Biden
Vice President Joe Biden with President Barack Obama at the White House on May 12, 2012. REUTERS

Picking up where Newt Gingrich left off, Vice President Joe Biden cast Mitt Romney's investment firm, Bain Capital, as an example of predatory capitalism that exploits workers.

Bain Capital would advise firms becoming more profitable, a process that often led companies to restructure and shed jobs in the process -- an example of the creative destruction that Romney holds as a basic principle of a market economy. The Obama campaign has started using Bain as a symbol in its portrait of Romney's economic vision in which the rich prosper at the expense of the middle class.

In a speech in Youngstown, Ohio, Biden recounted how a Kansas City, Mo., steel mill bought by Bain became mired in debt, fired its workers and eventually filed for bankruptcy while Romney and his partners profited.

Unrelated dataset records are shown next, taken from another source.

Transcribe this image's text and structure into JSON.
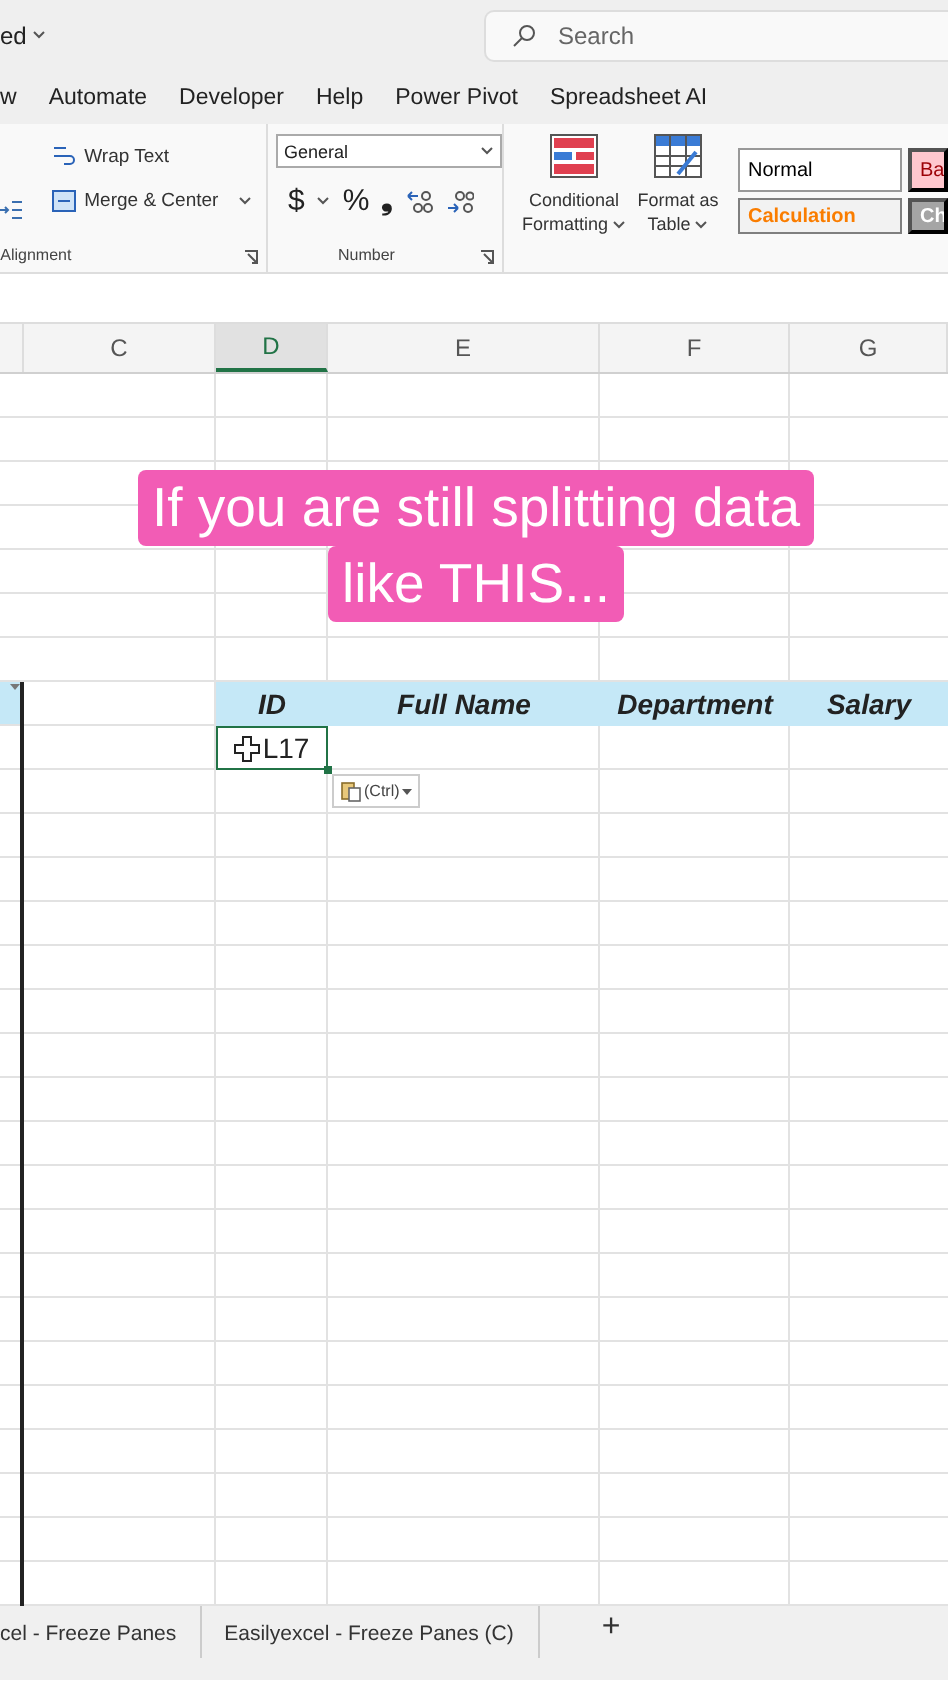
{
  "title_bar": {
    "title": "ed",
    "search": {
      "placeholder": "Search"
    }
  },
  "menu_tabs": [
    {
      "label": "w",
      "selected": false
    },
    {
      "label": "Automate",
      "selected": false
    },
    {
      "label": "Developer",
      "selected": false
    },
    {
      "label": "Help",
      "selected": false
    },
    {
      "label": "Power Pivot",
      "selected": false
    },
    {
      "label": "Spreadsheet AI",
      "selected": false
    }
  ],
  "ribbon": {
    "alignment": {
      "buttons": [
        "Wrap Text",
        "Merge & Center"
      ],
      "label": "Alignment"
    },
    "number": {
      "format": "General",
      "symbols": [
        "$",
        "%",
        "❟"
      ],
      "label": "Number"
    },
    "styles": {
      "buttons": [
        {
          "line1": "Conditional",
          "line2": "Formatting"
        },
        {
          "line1": "Format as",
          "line2": "Table"
        }
      ],
      "cells": [
        {
          "label": "Normal",
          "kind": "normal"
        },
        {
          "label": "Ba",
          "kind": "bad"
        },
        {
          "label": "Calculation",
          "kind": "calculation"
        },
        {
          "label": "Ch",
          "kind": "check"
        }
      ]
    }
  },
  "columns": [
    {
      "label": "C",
      "selected": false
    },
    {
      "label": "D",
      "selected": true
    },
    {
      "label": "E",
      "selected": false
    },
    {
      "label": "F",
      "selected": false
    },
    {
      "label": "G",
      "selected": false
    }
  ],
  "table_headers": [
    "ID",
    "Full Name",
    "Department",
    "Salary"
  ],
  "active_cell": {
    "value": "L17"
  },
  "paste_options": {
    "label": "(Ctrl)"
  },
  "banner": {
    "lines": [
      "If you are still splitting data",
      "like THIS..."
    ]
  },
  "sheet_tabs": [
    {
      "label": "cel - Freeze Panes",
      "selected": false
    },
    {
      "label": "Easilyexcel - Freeze Panes (C)",
      "selected": false
    }
  ],
  "add_sheet": "+"
}
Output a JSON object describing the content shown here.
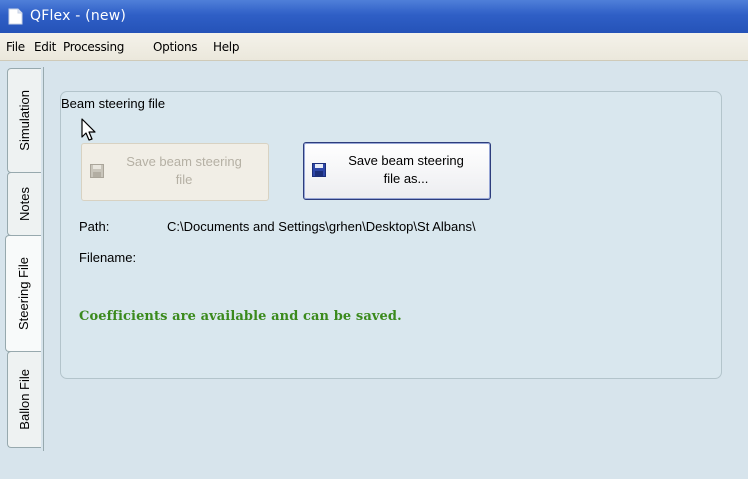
{
  "window": {
    "title": "QFlex - (new)"
  },
  "menu": [
    "File",
    "Edit",
    "Processing",
    "Options",
    "Help"
  ],
  "tabs": [
    {
      "label": "Simulation",
      "active": false
    },
    {
      "label": "Notes",
      "active": false
    },
    {
      "label": "Steering File",
      "active": true
    },
    {
      "label": "Ballon File",
      "active": false
    }
  ],
  "steering": {
    "group_title": "Beam steering file",
    "save_button": {
      "line1": "Save beam steering",
      "line2": "file",
      "enabled": false,
      "icon": "floppy-disk-icon"
    },
    "save_as_button": {
      "line1": "Save beam steering",
      "line2": "file as...",
      "enabled": true,
      "icon": "floppy-disk-icon"
    },
    "path_label": "Path:",
    "path_value": "C:\\Documents and Settings\\grhen\\Desktop\\St Albans\\",
    "filename_label": "Filename:",
    "filename_value": "",
    "status_message": "Coefficients are available and can be saved."
  },
  "colors": {
    "titlebar": "#2553b8",
    "status_text": "#3a8a1c",
    "panel": "#d7e4ec"
  }
}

Romney made sure the guys on top got to play by a separate set of rules, he ran massive debts, and the middle class lost, Biden said. And folks, he thinks this experience will help our economy? Where I come from, past is prologue. So what do you think he'll do as President?

2012 Election: Likely To Hinge On U.S. Economy

The 2012 presidential election is all but certain to pivot on the U.S. economy, with Romney touting his business record in an effort to convince voters that he has the experience to rejuvenate the still-sluggish economy. The Obama campaign is building its case around fighting economic inequality, arguing that the Republican Party's blueprint of cutting taxes and slashing spending favors the wealthy, and pushing for government to promote economic growth through investments in education and research.

There's Obama Economics, which values the role of workers in the success of a business, and values the middle class in the success of the economy -- a philosophy that believes everyone deserves a fair shot and a fair shake, and everybody should play by the same rules, Biden said. There's Romney Economics, which says as long as the government helps the guys at the very top do well, workers and small businesses and communities can be left to fend for themselves.

Romney's Bain record was already a campaign issue during the bloody Republican presidential primary. Texas Gov. Rick Perry accused Romney of practicing vulture capitalism, and Newt Gingrich called Bain's model exploitative and not defensible. The Super PAC supporting Newt Gingrich, Winning Our Future, released a documentary called King of Bain: When Mitt Romney Came to Town that made a similar critique.

Party elders and conservative pundits rebuked Romney's challengers for the internecine bloodletting, warning that they were undercutting the eventual Republican nominee by embracing Democratic lines of attack. That prophecy appears to have come true, as a recent ad entitled the Real Romney, released by the pro-Obama Priorities USA Super PAC, demonstrates.

With Romney and Bain Capital, the objective was to make money, a steelworker named Pat Wells, who lost his job after a Bain intervention, says. Whether the companies they came in and worked with made money or not was irrelevant. Bain Capital always made money. If we lost, they made money. If we survived, they made money. It's as simple as that. He promised us the same things he's promising the United States. And he'll give you the same thing he gave us. Nothing. He'll take it all.